Eine ordentliche Kündigung setzt einen im Artikel 328 ArbGB geregelten betriebs-, personen- oder verhaltensbedingten Grund voraus. Zusätzlich zu den in Art. 328 Abs. 1 ArbGB genannten Gründen nennt Art. 328 Abs. 2 ArbGB weitere Kündigungsgründe für Angestellte in Managementpositionen. Hier können im Arbeitsvertrag gesonderte Kündigungsgründe aufgenommen werden.
Als speziellen Beendigungstatbestand hält Art. 331 ArbGB rechtliche Lösungen bereit, die auf eine einvernehmliche Vertragsaufhebung gegen Zahlung einer Abfindung abzielen. Die Initiative für eine solche Vertragsaufhebung muss allerdings vom Arbeitgeber ausgehen.
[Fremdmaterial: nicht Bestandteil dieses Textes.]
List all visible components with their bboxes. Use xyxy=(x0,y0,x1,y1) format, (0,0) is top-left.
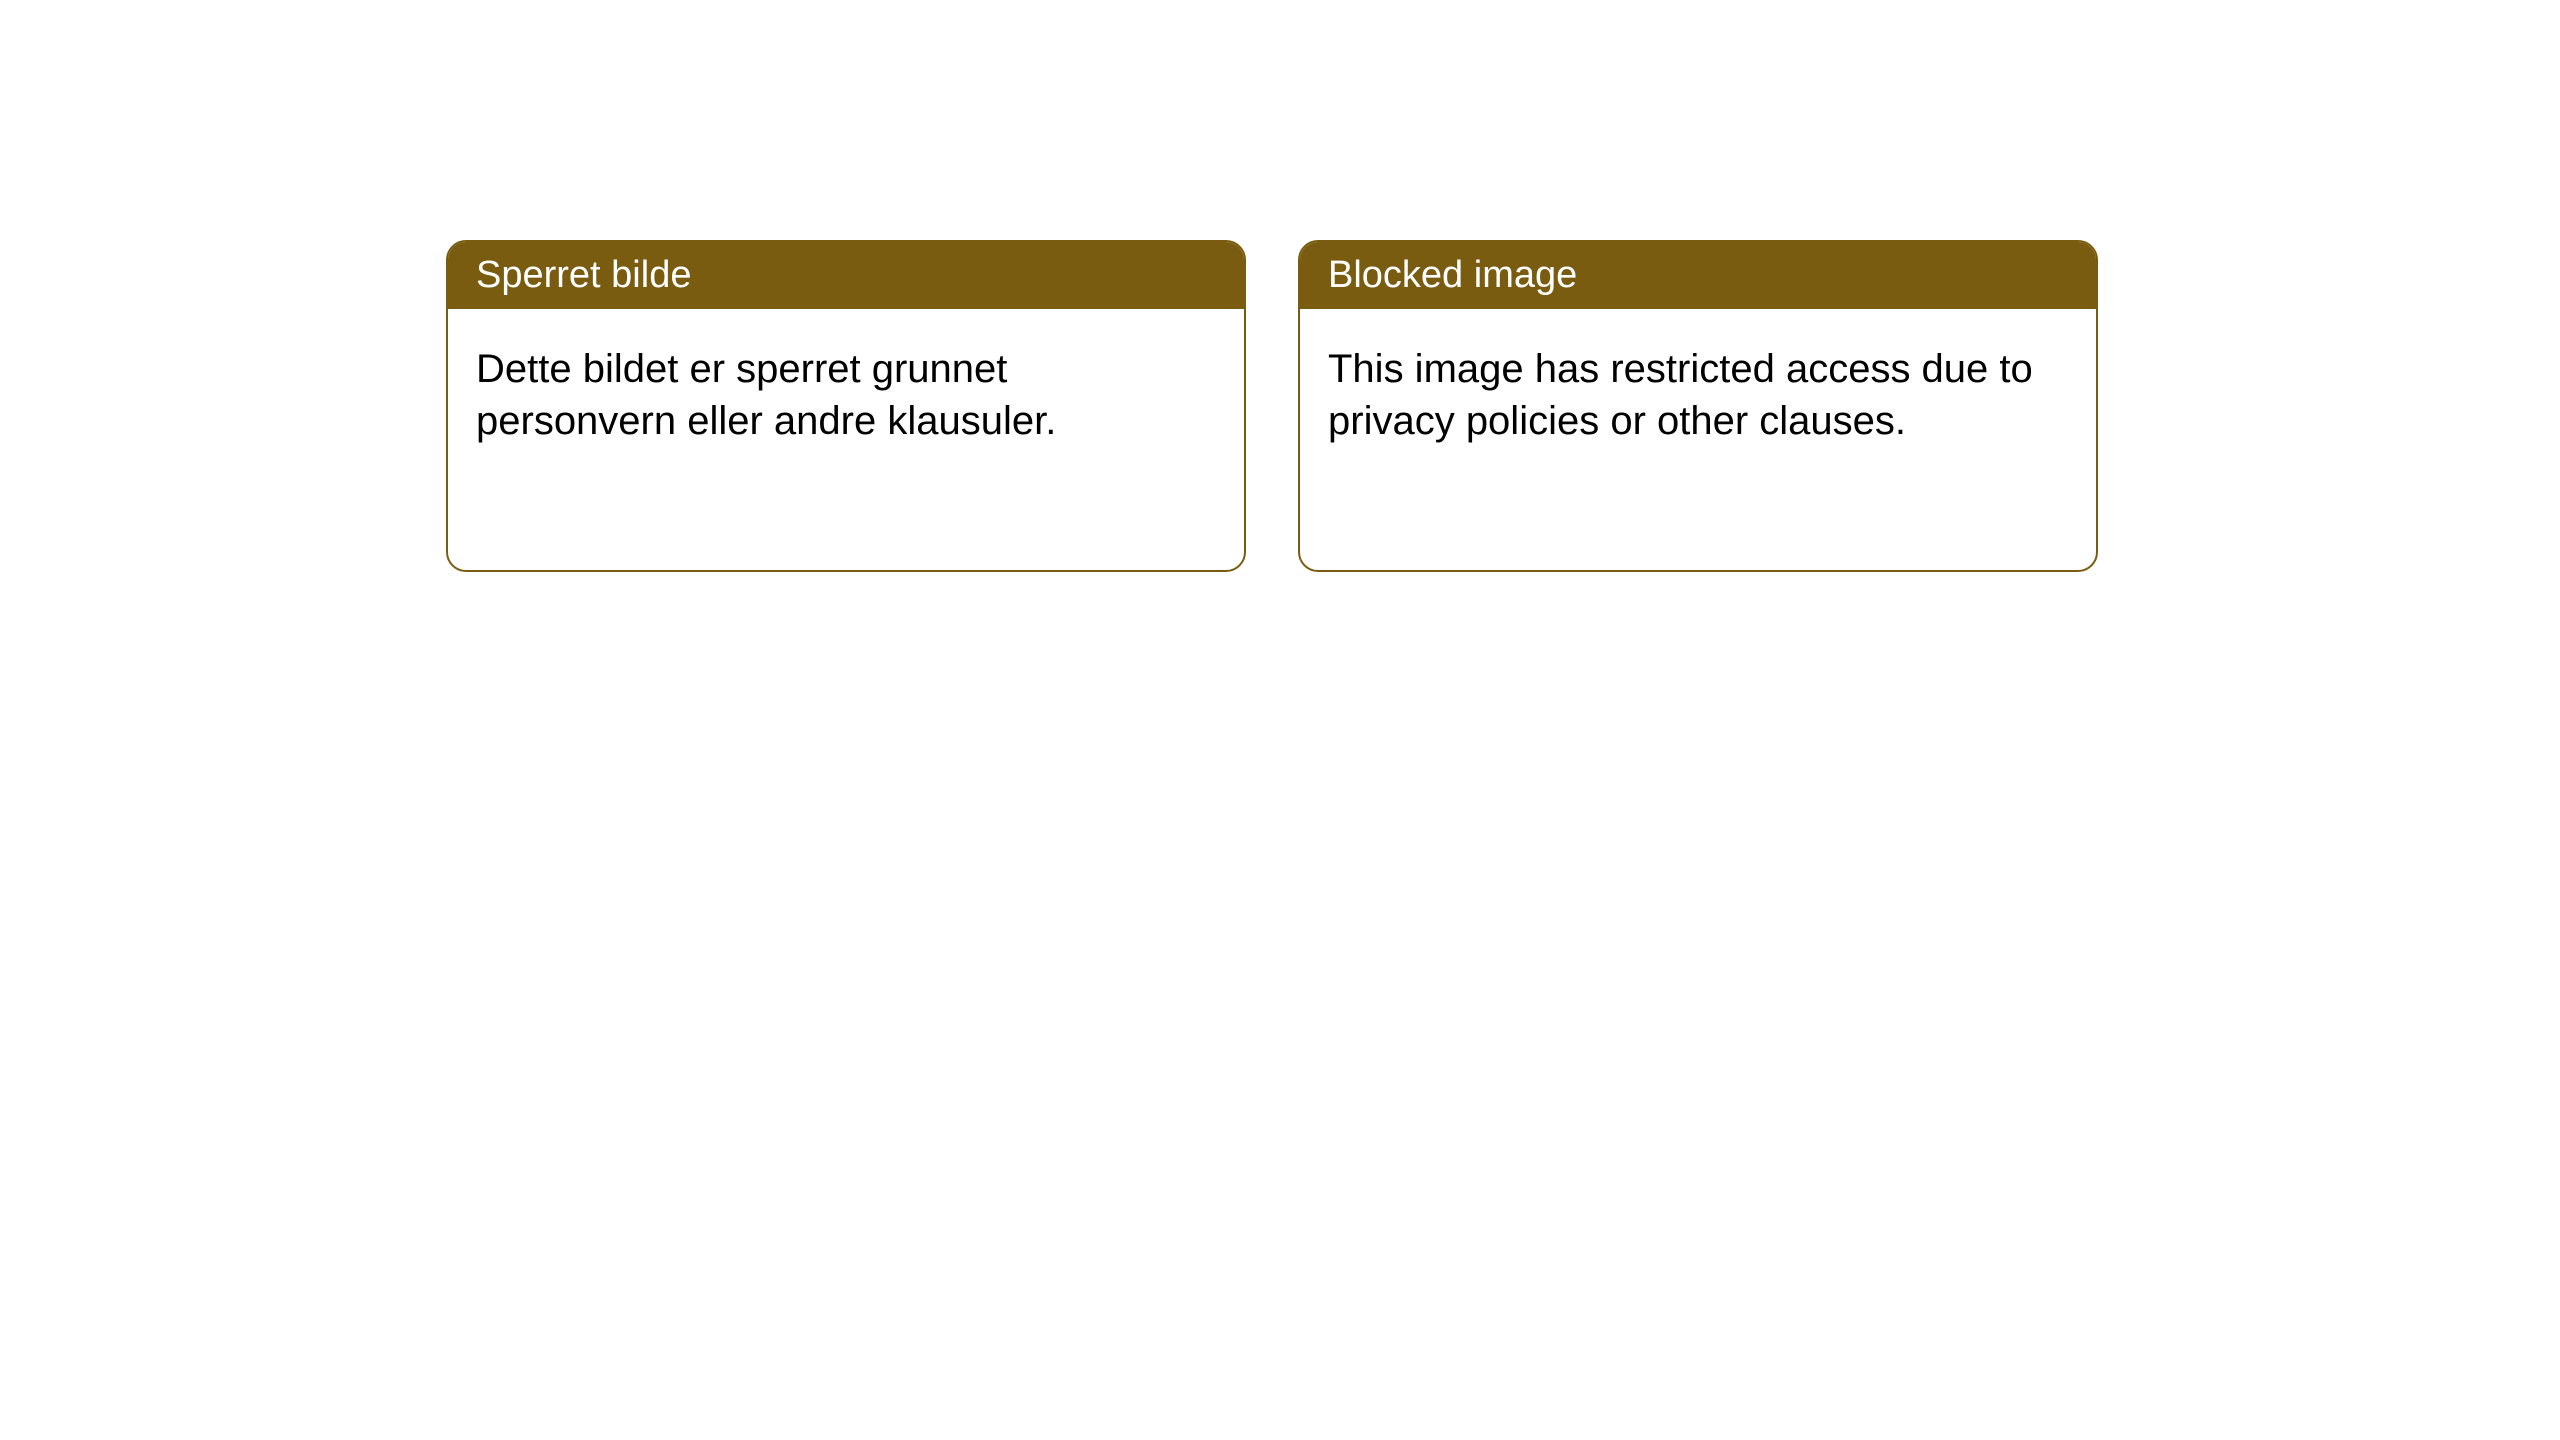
card-message-no: Dette bildet er sperret grunnet personve… xyxy=(476,347,1056,443)
card-message-en: This image has restricted access due to … xyxy=(1328,347,2033,443)
card-title-en: Blocked image xyxy=(1328,254,1577,296)
card-header-no: Sperret bilde xyxy=(448,242,1244,309)
blocked-image-card-no: Sperret bilde Dette bildet er sperret gr… xyxy=(446,240,1246,572)
card-header-en: Blocked image xyxy=(1300,242,2096,309)
notice-container: Sperret bilde Dette bildet er sperret gr… xyxy=(0,0,2560,572)
card-title-no: Sperret bilde xyxy=(476,254,691,296)
card-body-no: Dette bildet er sperret grunnet personve… xyxy=(448,309,1244,481)
card-body-en: This image has restricted access due to … xyxy=(1300,309,2096,481)
blocked-image-card-en: Blocked image This image has restricted … xyxy=(1298,240,2098,572)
Äußert sich der Arbeitnehmer dazu nicht binnen sieben Tagen schriftlich, so gilt das Angebot als nicht angenommen. Bei Zustimmung durch den Arbeitnehmer beträgt die Abfindung mindestens das Vierfache seiner letzten Bruttovergütung. Die Abfindung muss innerhalb eines Monats ab dem Zeitpunkt der Beendigung des Arbeitsverhältnisses ausgezahlt werden. Geschieht dies nicht, so gilt der Arbeitsvertrag als weiterbestehend.